In 2023, Pero experienced the sensation of spending more time at the course than at home as Cervone split his time between improving other people’s courses and operating his own. The duo relished the exhausting year.

Abundant thatch, inadequate equipment, and unsafe structures didn’t greet Cervone’s, Pero’s and Passilla’s arrival as owners. They purchased a turnkey business consisting of 150 beloved acres anchored by a practical and playable golf course, 13,000 square feet of cozy indoor space, an outdoor pavilion with capacity for 150 people, reliable maintenance equipment and carts, and gas wells for free heating. A case can be made they purchased perfection in the form of a vision motivated by giving others something to enjoy.

“One thing I loved immediately about it was the 1830s Federal brick building, the historic feel, the classy casual atmosphere, a nice well-maintained golf course, the beautiful vistas,” Kim says. “I think that’s what we saw, and I think we did OK getting it there.”

For the first time in his career, Cervone doesn’t need approval from an owner, board, HOA or committee to fulfill his vision for a golf course. He collaborated with Zielinski last year to increase the number of tee markers from four to six, reduce fairway acreage, add contouring and bailout area around select greens, eliminate the intermediate cut between fairways and rough, and replace 100-, 150- and 200-yard markers on the sides of fairways with black-and-white 150-yard poles in the middle of each fairway.

Sitting in a cart by the 15th tee on that fall day, Cervone admires his surroundings. He can see most of the back nine, the inn, French Creek and farmland beyond a waterway George Washington traversed. His eyes drift to the 14th green repeatedly during a conversation. The 8,194-square-foot surface features a severe front-to-back slope. It might be the trickiest green between Pittsburgh and Erie. It’s near the top of the to-improve list.

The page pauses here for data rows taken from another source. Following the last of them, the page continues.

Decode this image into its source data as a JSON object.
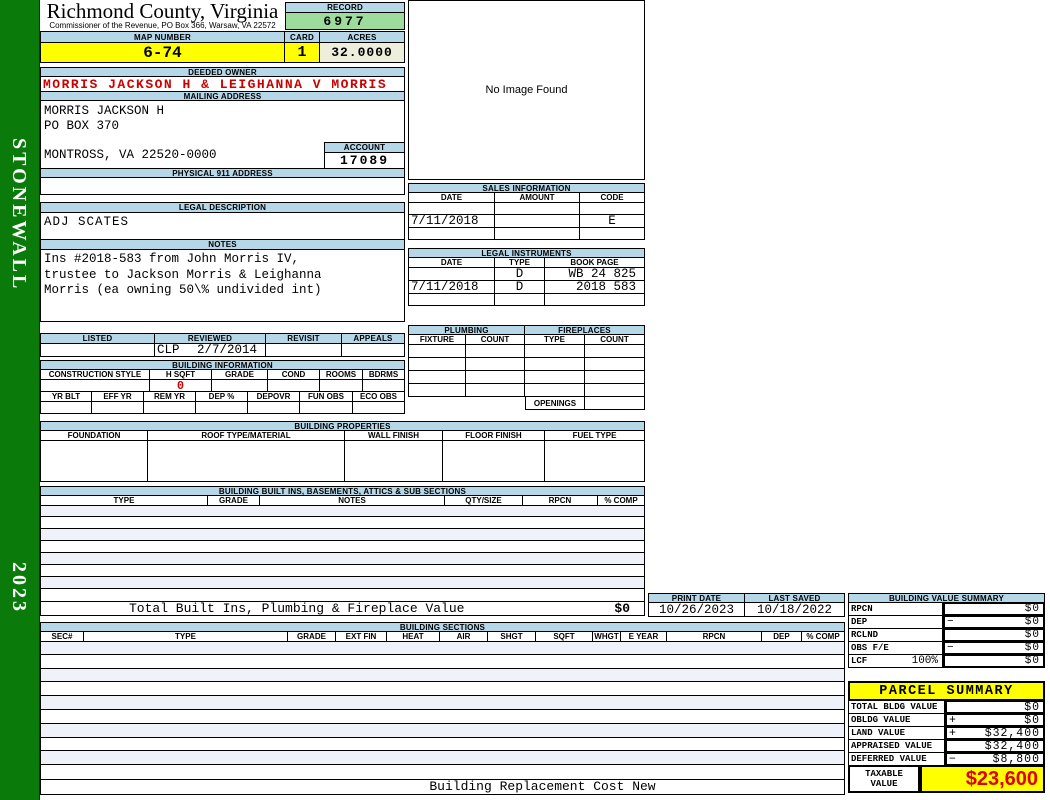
{
  "colors": {
    "sidebar_green": "#0a7b0a",
    "section_header_blue": "#b5d7e8",
    "record_green": "#9ddc9d",
    "highlight_yellow": "#ffff00",
    "acres_cream": "#eeeedd",
    "alert_red": "#cc0000",
    "taxable_red": "#e00000",
    "row_stripe": "#f0f2fa"
  },
  "sidebar": {
    "district": "STONEWALL",
    "year": "2023"
  },
  "header": {
    "county": "Richmond County, Virginia",
    "commissioner_line": "Commissioner of the Revenue, PO Box 366, Warsaw, VA 22572",
    "record_label": "RECORD",
    "record_number": "6977",
    "map_number_label": "MAP NUMBER",
    "map_number": "6-74",
    "card_label": "CARD",
    "card": "1",
    "acres_label": "ACRES",
    "acres": "32.0000"
  },
  "owner": {
    "deeded_owner_label": "DEEDED OWNER",
    "deeded_owner": "MORRIS JACKSON H & LEIGHANNA V MORRIS",
    "mailing_address_label": "MAILING ADDRESS",
    "mailing_lines": [
      "MORRIS JACKSON H",
      "PO BOX 370",
      "MONTROSS, VA 22520-0000"
    ],
    "account_label": "ACCOUNT",
    "account": "17089",
    "physical_address_label": "PHYSICAL 911 ADDRESS"
  },
  "legal": {
    "description_label": "LEGAL DESCRIPTION",
    "description": "ADJ SCATES",
    "notes_label": "NOTES",
    "notes_lines": [
      "Ins #2018-583 from John Morris IV,",
      "trustee to Jackson Morris & Leighanna",
      "Morris (ea owning 50\\% undivided int)"
    ]
  },
  "review": {
    "cols": [
      "LISTED",
      "REVIEWED",
      "REVISIT",
      "APPEALS"
    ],
    "reviewed_by": "CLP",
    "reviewed_date": "2/7/2014"
  },
  "building_information": {
    "title": "BUILDING INFORMATION",
    "cols_row1": [
      "CONSTRUCTION STYLE",
      "H SQFT",
      "GRADE",
      "COND",
      "ROOMS",
      "BDRMS"
    ],
    "h_sqft": "0",
    "cols_row2": [
      "YR BLT",
      "EFF YR",
      "REM YR",
      "DEP %",
      "DEPOVR",
      "FUN OBS",
      "ECO OBS"
    ]
  },
  "image_panel": {
    "placeholder": "No Image Found"
  },
  "sales": {
    "title": "SALES INFORMATION",
    "cols": [
      "DATE",
      "AMOUNT",
      "CODE"
    ],
    "rows": [
      [
        "",
        "",
        ""
      ],
      [
        "7/11/2018",
        "",
        "E"
      ],
      [
        "",
        "",
        ""
      ]
    ]
  },
  "instruments": {
    "title": "LEGAL INSTRUMENTS",
    "cols": [
      "DATE",
      "TYPE",
      "BOOK PAGE"
    ],
    "rows": [
      [
        "",
        "D",
        "WB 24 825"
      ],
      [
        "7/11/2018",
        "D",
        "2018 583"
      ],
      [
        "",
        "",
        ""
      ]
    ]
  },
  "plumbing": {
    "title": "PLUMBING",
    "cols": [
      "FIXTURE",
      "COUNT"
    ]
  },
  "fireplaces": {
    "title": "FIREPLACES",
    "cols": [
      "TYPE",
      "COUNT"
    ],
    "openings_label": "OPENINGS"
  },
  "building_properties": {
    "title": "BUILDING PROPERTIES",
    "cols": [
      "FOUNDATION",
      "ROOF TYPE/MATERIAL",
      "WALL FINISH",
      "FLOOR FINISH",
      "FUEL TYPE"
    ]
  },
  "built_ins": {
    "title": "BUILDING BUILT INS, BASEMENTS, ATTICS & SUB SECTIONS",
    "cols": [
      "TYPE",
      "GRADE",
      "NOTES",
      "QTY/SIZE",
      "RPCN",
      "% COMP"
    ],
    "total_label": "Total Built Ins, Plumbing & Fireplace Value",
    "total_value": "$0"
  },
  "print_info": {
    "print_date_label": "PRINT DATE",
    "print_date": "10/26/2023",
    "last_saved_label": "LAST SAVED",
    "last_saved": "10/18/2022"
  },
  "building_value_summary": {
    "title": "BUILDING VALUE SUMMARY",
    "rows": [
      {
        "label": "RPCN",
        "op": "",
        "value": "$0"
      },
      {
        "label": "DEP",
        "op": "−",
        "value": "$0"
      },
      {
        "label": "RCLND",
        "op": "",
        "value": "$0"
      },
      {
        "label": "OBS F/E",
        "op": "−",
        "value": "$0"
      },
      {
        "label": "LCF",
        "pct": "100%",
        "op": "",
        "value": "$0"
      }
    ]
  },
  "building_sections": {
    "title": "BUILDING SECTIONS",
    "cols": [
      "SEC#",
      "TYPE",
      "GRADE",
      "EXT FIN",
      "HEAT",
      "AIR",
      "SHGT",
      "SQFT",
      "WHGT",
      "E YEAR",
      "RPCN",
      "DEP",
      "% COMP"
    ],
    "footer": "Building Replacement Cost New"
  },
  "parcel_summary": {
    "title": "PARCEL SUMMARY",
    "rows": [
      {
        "label": "TOTAL BLDG VALUE",
        "op": "",
        "value": "$0"
      },
      {
        "label": "OBLDG VALUE",
        "op": "+",
        "value": "$0"
      },
      {
        "label": "LAND VALUE",
        "op": "+",
        "value": "$32,400"
      },
      {
        "label": "APPRAISED VALUE",
        "op": "",
        "value": "$32,400"
      },
      {
        "label": "DEFERRED VALUE",
        "op": "−",
        "value": "$8,800"
      }
    ],
    "taxable_label_1": "TAXABLE",
    "taxable_label_2": "VALUE",
    "taxable_value": "$23,600"
  }
}
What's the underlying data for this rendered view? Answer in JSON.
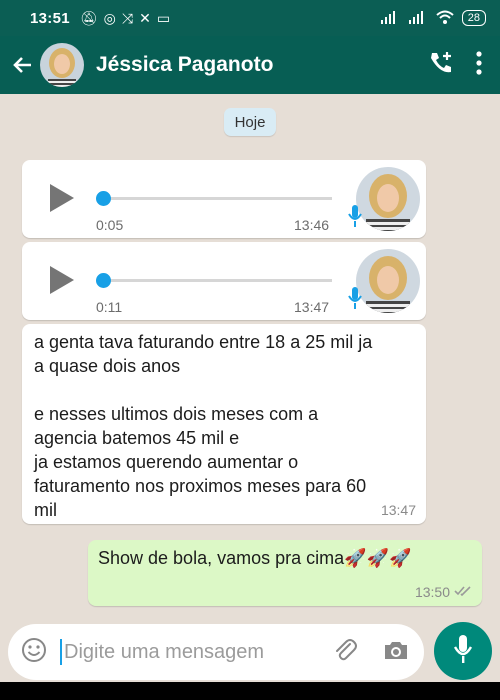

None of the women who jokingly jeered Cervone and Pero a few hours earlier mentioned the green. They enjoyed another charming fall day at a meaningful place. Cervone knows thoughtful actions must be implemented to keep them returning. Their predecessors established a small-town golf standard difficult to duplicate.

“We’re blessed, we’re really blessed,” Cervone says. “There are a lot of facilities out there that don’t come close to this one. All we had to do was come in and not mess it up.”

Guy Cipriano is Golf Course Industry's editor-in-chief.